Why Canadians should vote for the sexiest candidate every time

Humour Stories | Satire

The face that launched 1 000 ballots

Graphic by Darian Lee

The best way to ensure that Canadians are getting the representation we deserve in the House of Commons is to make sure we vote for the sexiest candidate every time. If we have learned nothing else in the time Justin Trudeau has been in office, it is that candidates with great hair and a winning smile are always the most honest and objectively the best leaders.

What makes a good-looking Prime Minister or Member of Parliament the best choice to make decisions for our country? It’s simple: they are not bogged down by the stress of not being sexy enough. 

When an MP walks into the House of Commons to vote on a bill, Canadians don’t want them to be more worried about their self-esteem than our rights and freedoms. MPs need to be confident and focused on their work. They should be objective, fair, and ready to represent the needs of the people. I can think of no better way to make sure they’re doing their jobs without distraction than to make sure every Member is as good-looking as possible.

Additionally, global figures like Justin Trudeau are in the perfect position to improve our international image. The better looking Canada is in the eyes of the international public, the better people will feel about Canada overall.
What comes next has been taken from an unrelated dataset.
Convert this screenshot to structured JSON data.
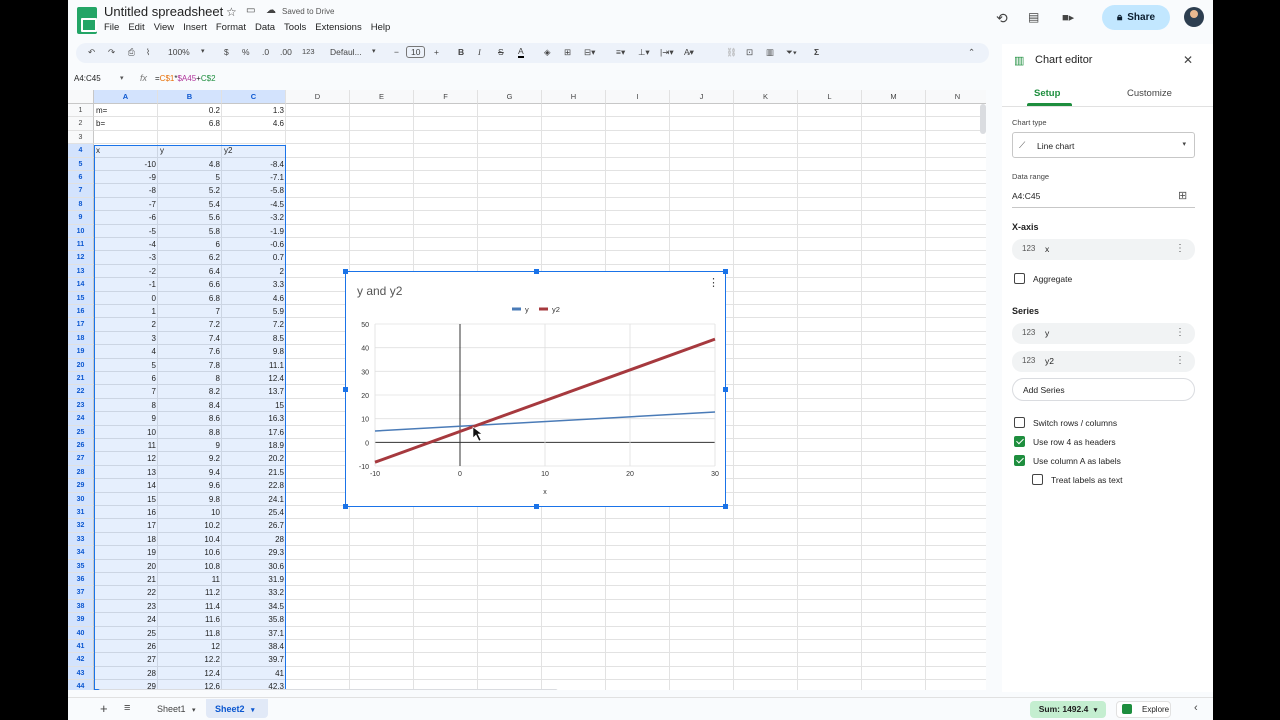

While studies suggest that average-looking people seem the most trustworthy to others — meaning, there is definitely a place in politics for average Janes and Joes — if we want Canada to be a player on the global stage, we need looks like Trudeau’s to compete.

Since Trudeau came into office, his face has put Canada on the map. Before him, when people from other countries were asked what they knew about Canada, all they said was “Isn’t that where Justin Bieber is from?” and “I think it’s really cold there.” Now, when people think of Canada, they think of one of Vogue’s 2015 Sexiest Men Alive, Justin Trudeau. His honest smile and full, chestnut locks remind people that Canada matters. That we’re more than just maple syrup and the occasional pop star or A-List celebrity. We also have a sexy Prime Minister, and that means something.

No matter which way we look at it, every party has some blind spot that makes it more difficult to decide which evil is the lesser. So, let’s make it easy on ourselves. Imagine a world where campaign billboards featured large photos of candidates looking absolutely incredible, and all we had to do was decide which one looked best and that one would get our undying devotion and support. Instead of campaign rallies, we could have fashion shows. Instead of campaign offices, supporters could host fan clubs. 

The possibilities are limitless. The choice is clear. Let’s make Canadian politics fun again. A vote for the sexiest candidate is a vote for focused, easy-to-follow leaders who can help the world see Canadians as we really are: sexy and here to party.